Marketing strategies, which aim to motivate staff internally, result in higher levels of productivity, loyalty and commitment to the employer. This could be introduced through quality initiatives, client care programmes, essentially examining ways of pulling together business development and people development. The latter should play an integral role, not an additional role to business operations. This commitment to development has to come from the top, and is generally the role of partners and HR professionals, who also need to be supported.
3 key areas which emphasise why People Development plays a pivotal role in Business Development
Investment in training does represent a cost to the company in the short term, which, if implemented correctly will be recouped in the medium to long term. However, while firms/organisations are increasingly investing in formal training courses, there is little investment in development overall. The result is firms/organisations paying lip service to training, without real investment in people development.
As the speed of employee turnover increases and recruitment costs rise, firms/organisations should think strategically how to keep people instead of throwing money at them. Employers have to assess the following: Firstly, identify the staff likely to move on – these will be younger, better-qualified people with shorter service, marketable skills, few responsibilities and low morale. Secondly, employers have to assess the consequences of a member of staff departing – will this jeapordise important projects? Others leaving may not have such far-reaching implications. Linked to this is the issue of where to find the additional resources, which are necessary to retain staff.
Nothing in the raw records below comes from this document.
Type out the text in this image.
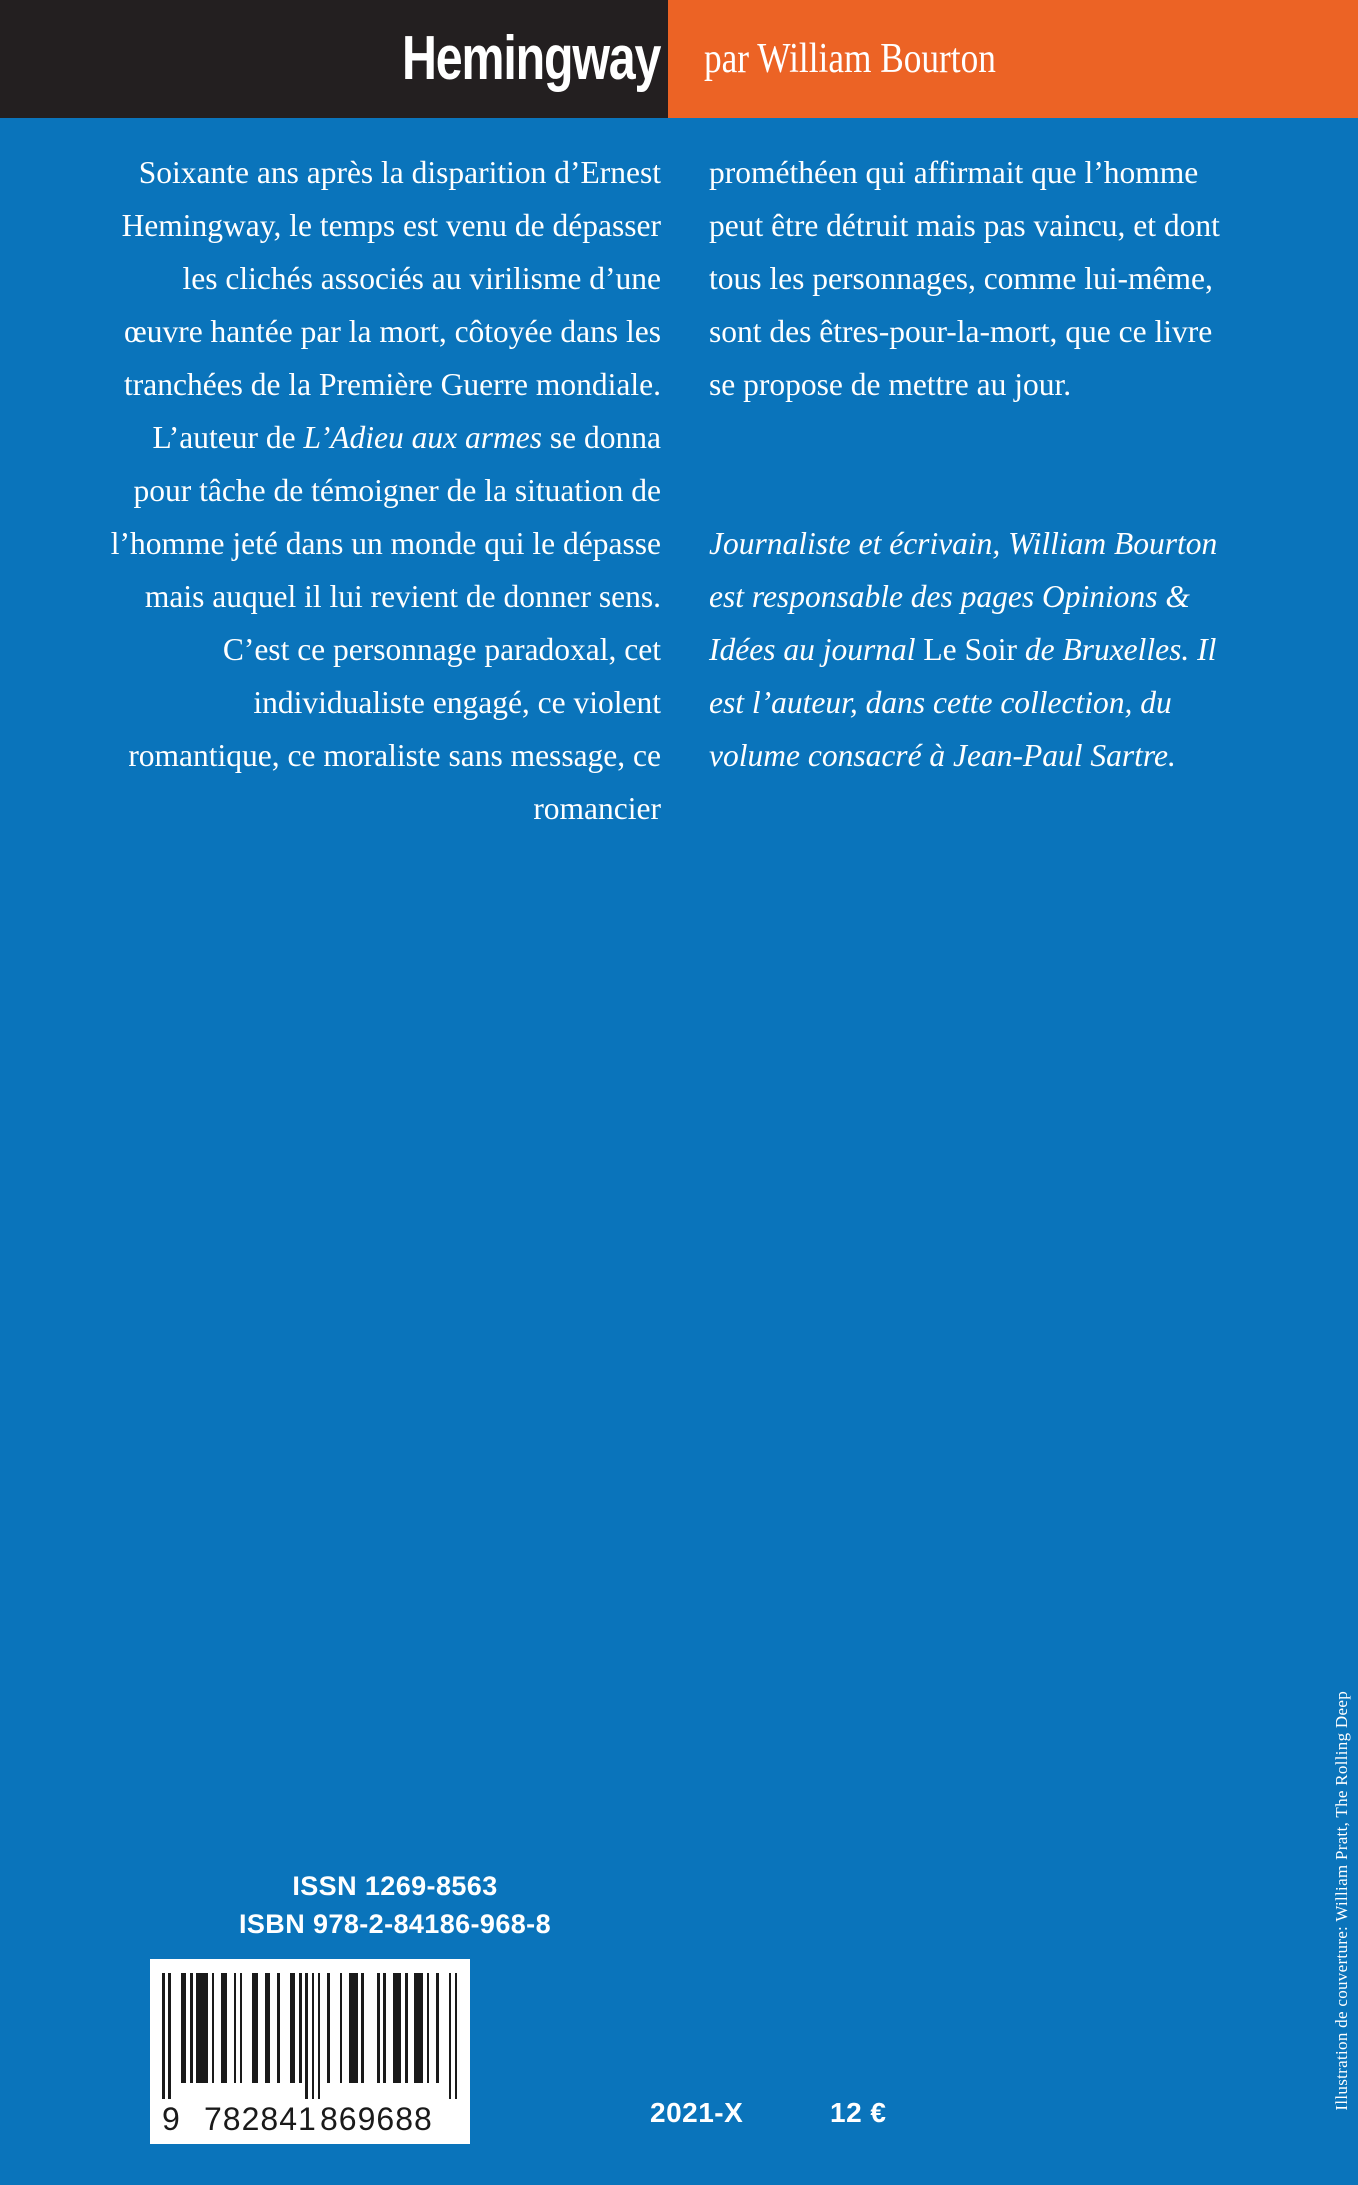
Hemingway par William Bourton

Soixante ans après la disparition d’Ernest Hemingway, le temps est venu de dépasser les clichés associés au virilisme d’une œuvre hantée par la mort, côtoyée dans les tranchées de la Première Guerre mondiale. L’auteur de L’Adieu aux armes se donna pour tâche de témoigner de la situation de l’homme jeté dans un monde qui le dépasse mais auquel il lui revient de donner sens. C’est ce personnage paradoxal, cet individualiste engagé, ce violent romantique, ce moraliste sans message, ce romancier

prométhéen qui affirmait que l’homme peut être détruit mais pas vaincu, et dont tous les personnages, comme lui-même, sont des êtres-pour-la-mort, que ce livre se propose de mettre au jour.

Journaliste et écrivain, William Bourton est responsable des pages Opinions & Idées au journal Le Soir de Bruxelles. Il est l’auteur, dans cette collection, du volume consacré à Jean-Paul Sartre.

ISSN 1269-8563
ISBN 978-2-84186-968-8
9 782841 869688	2021-X	12 €
Illustration de couverture: William Pratt, The Rolling Deep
People management needs to analyse employees’ attitudes towards authority, discipline, and their general attitude towards management. This allows an examination of ‘management personality’ and its ‘compatibility with the employees’. The employees’ approach to management should be generally positive. Employees will stay within a supportive working environment, where people are managed in a way that is open, participative and allows them to grow as individuals. The dangling of a carrot will be an immediate temptation, however research shows that it is the cerebral rather than the financial rewards that keep most professionals at work.
While careful screening is important at the recruitment stage, a dedicated focus on improving effectiveness and communications, on an ongoing basis will ensure that business needs are met in a positive working environment. Risk analysis should be incorporated at the recruitment stages as well as the employee exit stages, and necessarily becomes part of the more holistic approach to business development.